The IGRA is the most recently implemented test, developed in Australia in the 1990s, with approval for use within the EU from 2002 and rolled out in the UK in 2006 after extensive evaluation. The IGRA test works by measuring the levels of a specific immune system protein (cytokine) called interferon-gamma (or IFNγ) in a fresh blood sample that is stimulated with tuberculin proteins, like in the TST. As it is a blood test, it enables identification of infected animals much earlier than the TST or pathological signs, but again, like the TST, it only measures the immune response to M. bovis rather than identification or isolation of bacteria.
The difficulties with using both tests is that sensitivity (if an animal is infected and correctly identified as infected by the test – false negative) and specificity (if an animal is free of infection, but the test identifies it as infected – false positive) are not ideal. Due to the varying sensitivities, 25% and 10% of infected cattle are missed with the TST and IGRA test, respectively. Though the IGRA offers higher sensitivity than the TST, its specificity is lower, with 34 in every 1000 cattle wrongly classified as infected, whereas 1 in 2500 cattle are wrongly classified as infected with the TST.

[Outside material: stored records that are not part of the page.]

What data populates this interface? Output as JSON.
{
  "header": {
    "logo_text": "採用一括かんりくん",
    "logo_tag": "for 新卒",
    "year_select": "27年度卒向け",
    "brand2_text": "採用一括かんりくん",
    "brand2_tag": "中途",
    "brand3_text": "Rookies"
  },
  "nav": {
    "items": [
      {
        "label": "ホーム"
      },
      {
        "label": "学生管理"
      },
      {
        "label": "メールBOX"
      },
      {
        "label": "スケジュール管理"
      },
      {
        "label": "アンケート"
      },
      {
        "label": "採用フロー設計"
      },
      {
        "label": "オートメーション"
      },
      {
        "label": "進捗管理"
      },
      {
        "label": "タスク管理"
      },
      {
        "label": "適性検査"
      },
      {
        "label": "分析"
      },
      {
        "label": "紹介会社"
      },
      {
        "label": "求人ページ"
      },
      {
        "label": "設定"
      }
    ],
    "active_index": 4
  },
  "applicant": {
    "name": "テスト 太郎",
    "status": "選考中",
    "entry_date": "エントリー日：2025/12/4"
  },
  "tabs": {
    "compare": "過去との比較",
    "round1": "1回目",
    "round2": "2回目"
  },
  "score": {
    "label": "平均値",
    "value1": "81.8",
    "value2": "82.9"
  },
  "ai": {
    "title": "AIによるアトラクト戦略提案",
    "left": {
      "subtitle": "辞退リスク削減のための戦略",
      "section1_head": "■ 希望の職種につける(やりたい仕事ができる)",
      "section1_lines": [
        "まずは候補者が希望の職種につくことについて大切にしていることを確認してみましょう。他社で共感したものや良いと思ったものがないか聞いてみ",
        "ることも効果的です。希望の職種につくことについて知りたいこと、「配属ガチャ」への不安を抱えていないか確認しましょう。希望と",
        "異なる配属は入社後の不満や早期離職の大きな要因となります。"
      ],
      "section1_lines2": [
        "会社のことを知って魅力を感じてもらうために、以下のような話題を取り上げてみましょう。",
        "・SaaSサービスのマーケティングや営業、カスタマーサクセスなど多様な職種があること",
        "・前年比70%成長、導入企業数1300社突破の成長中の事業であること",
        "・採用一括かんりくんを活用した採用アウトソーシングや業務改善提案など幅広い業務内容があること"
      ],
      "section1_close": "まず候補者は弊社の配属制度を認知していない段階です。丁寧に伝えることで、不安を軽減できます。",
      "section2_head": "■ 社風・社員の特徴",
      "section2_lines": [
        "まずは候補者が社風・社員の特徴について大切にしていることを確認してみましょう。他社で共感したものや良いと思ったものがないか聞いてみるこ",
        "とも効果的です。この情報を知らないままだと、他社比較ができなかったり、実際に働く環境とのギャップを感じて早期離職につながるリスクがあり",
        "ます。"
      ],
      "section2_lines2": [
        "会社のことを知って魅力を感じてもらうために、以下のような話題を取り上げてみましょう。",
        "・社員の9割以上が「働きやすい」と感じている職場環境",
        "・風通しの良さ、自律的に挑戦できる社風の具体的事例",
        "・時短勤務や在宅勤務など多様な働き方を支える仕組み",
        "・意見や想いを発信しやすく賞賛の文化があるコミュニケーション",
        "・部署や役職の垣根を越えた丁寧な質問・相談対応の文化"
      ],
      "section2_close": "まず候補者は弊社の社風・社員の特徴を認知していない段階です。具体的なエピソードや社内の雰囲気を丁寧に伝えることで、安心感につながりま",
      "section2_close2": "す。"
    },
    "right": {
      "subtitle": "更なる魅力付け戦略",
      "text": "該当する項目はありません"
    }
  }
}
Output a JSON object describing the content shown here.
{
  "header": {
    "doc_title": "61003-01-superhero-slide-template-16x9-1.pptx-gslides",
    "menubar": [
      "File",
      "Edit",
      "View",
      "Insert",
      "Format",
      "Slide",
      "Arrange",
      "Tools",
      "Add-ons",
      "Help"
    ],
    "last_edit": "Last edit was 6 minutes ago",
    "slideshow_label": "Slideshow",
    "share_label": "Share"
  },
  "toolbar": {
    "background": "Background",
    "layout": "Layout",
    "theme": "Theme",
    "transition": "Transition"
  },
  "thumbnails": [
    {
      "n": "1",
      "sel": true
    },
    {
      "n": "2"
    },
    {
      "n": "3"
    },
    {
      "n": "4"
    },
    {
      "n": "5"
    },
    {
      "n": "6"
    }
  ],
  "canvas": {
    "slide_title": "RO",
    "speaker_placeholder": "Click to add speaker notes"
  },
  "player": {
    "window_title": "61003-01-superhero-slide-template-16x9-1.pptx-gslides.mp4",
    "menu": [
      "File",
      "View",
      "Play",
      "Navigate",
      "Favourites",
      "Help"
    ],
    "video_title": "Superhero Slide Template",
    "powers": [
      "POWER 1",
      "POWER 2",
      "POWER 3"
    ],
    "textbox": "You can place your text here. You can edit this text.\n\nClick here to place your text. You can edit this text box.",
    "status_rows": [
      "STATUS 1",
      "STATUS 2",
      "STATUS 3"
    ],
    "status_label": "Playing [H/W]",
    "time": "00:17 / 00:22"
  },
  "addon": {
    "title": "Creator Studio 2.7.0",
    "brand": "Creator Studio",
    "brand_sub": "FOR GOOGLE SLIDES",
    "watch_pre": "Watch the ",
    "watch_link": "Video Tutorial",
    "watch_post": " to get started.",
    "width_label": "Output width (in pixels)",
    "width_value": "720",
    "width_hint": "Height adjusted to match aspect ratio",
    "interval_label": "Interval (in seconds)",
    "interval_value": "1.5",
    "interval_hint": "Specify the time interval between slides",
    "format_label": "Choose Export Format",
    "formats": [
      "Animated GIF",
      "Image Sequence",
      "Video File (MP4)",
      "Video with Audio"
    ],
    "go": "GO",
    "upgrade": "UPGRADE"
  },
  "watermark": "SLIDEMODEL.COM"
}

Due to both tests implemented suffering from sensitivity and specificity problems, a new rapid bTB test is urgently needed. In partnership with the University of Bristol, Microgenetics has developed SwiftDetect bTB, a rapid and innovative diagnostic for bTB, capable of detecting one single bacterial cell in volumes up to 100 ml. Our technology is based on cutting edge PCR technologies routinely used in diagnostic laboratories across the world. Recently, we were given approval to conduct a trial on visible and non-visible lesion cattle in partnership with the Animal Plant and Health Agency (APHA), with testing currently ongoing and results expected in early 2019.